Zeroserve is a zero-configuration HTTPS server built on Linux's io_uring async I/O interface, designed for high-throughput, low-latency serving with minimal setup overhead. The project has added Caddy compatibility support, broadening its integration surface for teams already running Caddy-based infrastructure.

The technical foundation is worth unpacking. io_uring, introduced in Linux 5.1 by Jens Axboe, bypasses the traditional syscall-per-operation model by submitting and completing I/O through shared ring buffers between kernel and userspace. For a high-connection-count HTTPS server, this matters: fewer syscall boundary crossings translate directly into lower per-request overhead and better CPU cache utilization under load. Zeroserve is built specifically to exploit that path, rather than layering io_uring onto an architecture designed for epoll or blocking I/O.

The zero-config angle is the other half of the pitch. Provisioning TLS has historically been one of the sharper friction points in standing up an HTTPS endpoint — certificate acquisition, renewal automation, ALPN negotiation. Zeroserve collapses that into something closer to a single invocation. For development environments, internal tooling, or edge deployments where operational simplicity is a hard constraint, that matters more than feature breadth.

The Caddy compatibility addition is a meaningful signal about where the project is positioning itself. Caddy has accumulated real adoption as a production reverse proxy and automatic-TLS server, particularly in containerized and self-hosted deployments. Interoperability with Caddy's configuration conventions — likely targeting Caddy's JSON or Caddyfile-compatible surface — means Zeroserve can slot into existing Caddy-anchored stacks without requiring teams to rearchitect around it. That lowers the evaluation cost considerably.

Looking at what this combination implies for a systems engineer: a backend that wants io_uring's throughput characteristics but lives behind an existing Caddy ingress can now integrate Zeroserve without abandoning the outer configuration layer their team already operates. The two tools are solving different layers of the same problem — Caddy excels at TLS termination, routing, and automatic certificate management; Zeroserve's value is in raw I/O efficiency at the serving layer.
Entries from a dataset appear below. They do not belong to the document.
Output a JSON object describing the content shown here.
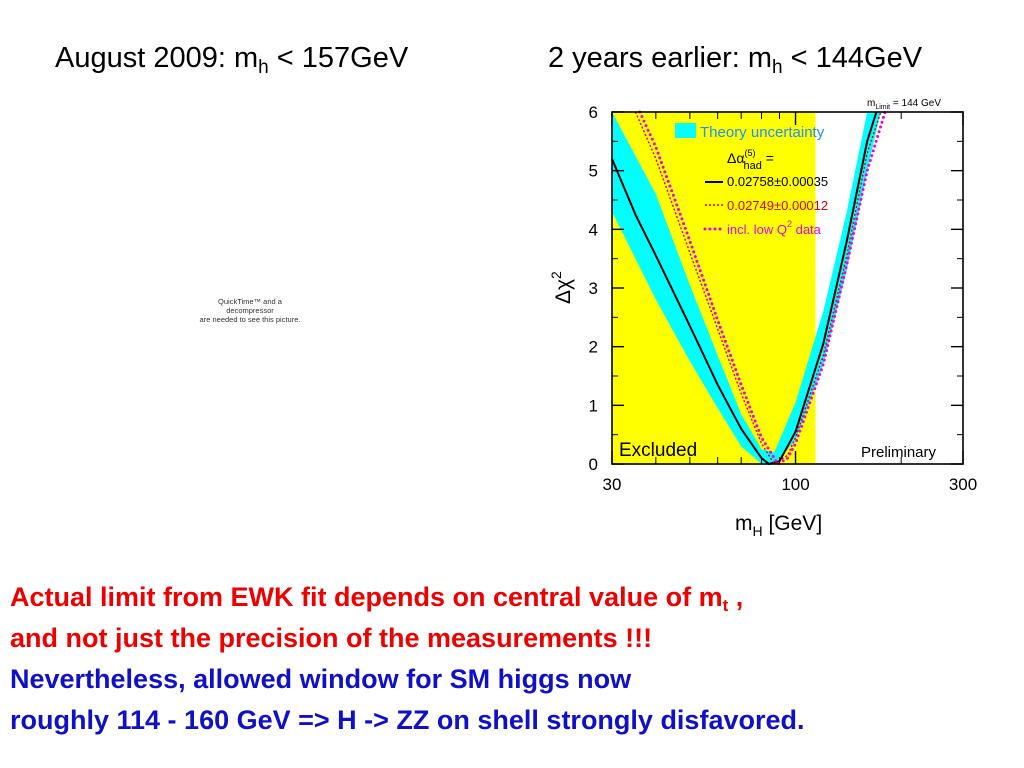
{
  "slide": {
    "heading_left": {
      "text": "August 2009: m",
      "sub": "h",
      "tail": " < 157GeV"
    },
    "heading_right": {
      "text": "2 years earlier: m",
      "sub": "h",
      "tail": " < 144GeV"
    },
    "placeholder": [
      "QuickTime™ and a",
      "decompressor",
      "are needed to see this picture."
    ],
    "lines": [
      {
        "text": "Actual limit from EWK fit depends on central value of m",
        "sub": "t",
        "tail": " ,",
        "color": "#ee0000"
      },
      {
        "text": "and not just the precision of the measurements !!!",
        "color": "#ee0000"
      },
      {
        "text": "Nevertheless, allowed window for SM higgs now",
        "color": "#1010c8"
      },
      {
        "text": "roughly 114 - 160 GeV => H -> ZZ on shell strongly disfavored.",
        "color": "#1010c8"
      }
    ]
  },
  "chart_data": {
    "type": "line",
    "xscale": "log",
    "xlim": [
      30,
      300
    ],
    "ylim": [
      0,
      6
    ],
    "xticks": [
      "30",
      "100",
      "300"
    ],
    "yticks": [
      "0",
      "1",
      "2",
      "3",
      "4",
      "5",
      "6"
    ],
    "xlabel": {
      "main": "m",
      "sub": "H",
      "tail": " [GeV]"
    },
    "ylabel": {
      "main": "Δχ",
      "sup": "2"
    },
    "excluded_region": {
      "x": [
        30,
        114
      ],
      "color": "#ffff00",
      "label": "Excluded"
    },
    "limit_label": {
      "main": "m",
      "sub": "Limit",
      "tail": " = 144 GeV"
    },
    "preliminary_label": "Preliminary",
    "legend": {
      "theory": "Theory uncertainty",
      "alpha": {
        "main": "Δα",
        "sup": "(5)",
        "sub": "had",
        "tail": " ="
      },
      "entries": [
        {
          "label": "0.02758±0.00035",
          "color": "#000000",
          "style": "solid"
        },
        {
          "label": "0.02749±0.00012",
          "color": "#dd0000",
          "style": "dotted"
        },
        {
          "label": "incl. low Q",
          "sup": "2",
          "tail": " data",
          "color": "#ee00ee",
          "style": "dots"
        }
      ]
    },
    "theory_band": {
      "color": "#00ffff",
      "x": [
        30,
        40,
        50,
        60,
        70,
        80,
        87,
        100,
        120,
        140,
        160,
        175
      ],
      "y_low": [
        4.3,
        2.8,
        1.75,
        0.95,
        0.3,
        0,
        0,
        0.4,
        1.7,
        3.3,
        5.0,
        6.0
      ],
      "y_high": [
        6.0,
        4.6,
        3.05,
        1.85,
        0.85,
        0.25,
        0.2,
        1.05,
        2.6,
        4.3,
        6.0,
        6.2
      ]
    },
    "series": [
      {
        "color": "#000000",
        "style": "solid",
        "x": [
          30,
          35,
          40,
          50,
          60,
          70,
          80,
          84,
          90,
          100,
          120,
          140,
          160,
          170
        ],
        "y": [
          5.2,
          4.25,
          3.55,
          2.35,
          1.35,
          0.6,
          0.1,
          0,
          0.05,
          0.55,
          2.05,
          3.8,
          5.5,
          6.2
        ]
      },
      {
        "color": "#dd0000",
        "style": "dotted",
        "x": [
          35,
          40,
          50,
          60,
          70,
          80,
          87,
          95,
          100,
          120,
          140,
          160,
          175
        ],
        "y": [
          6.0,
          5.2,
          3.6,
          2.3,
          1.2,
          0.35,
          0,
          0.15,
          0.45,
          1.85,
          3.55,
          5.3,
          6.3
        ]
      },
      {
        "color": "#ee00ee",
        "style": "dots",
        "x": [
          36,
          40,
          50,
          60,
          70,
          80,
          89,
          95,
          100,
          120,
          140,
          160,
          180
        ],
        "y": [
          6.0,
          5.4,
          3.8,
          2.45,
          1.35,
          0.45,
          0,
          0.1,
          0.35,
          1.7,
          3.4,
          5.0,
          6.3
        ]
      }
    ]
  }
}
The broader context here is a quiet but consistent shift in the Rust and low-level systems ecosystem toward io_uring-native tooling. Projects like Tokio's tokio-uring crate, Glommio, and monoio have each staked out positions in this space. Zeroserve is pursuing the narrower, more opinionated end of that spectrum — it is not a general async runtime but a focused HTTPS server that treats io_uring as the default, not an option. That specificity is a deliberate tradeoff: less flexibility, less surface area to configure, fewer things to misconfigure.

In this author's view, the Caddy compatibility move is the more strategically interesting of the two facts here. A zero-config io_uring server is a compelling benchmark artifact; one that interoperates cleanly with a widely deployed production tool is something an engineering team can actually evaluate against a real deployment target. The former wins conference talks. The latter wins adoption.

Zeroserve is an open-source project hosted on GitHub under the handle losfair. It is early-stage enough that production readiness warrants independent verification — kernel version constraints (io_uring support is a Linux-only story, and some cloud environments restrict io_uring via seccomp), error handling surface, and connection lifecycle behavior under adversarial load are all things a team should probe before committing. But for engineers building or benchmarking high-performance Rust-based HTTPS infrastructure on Linux, it is a project worth pulling and running.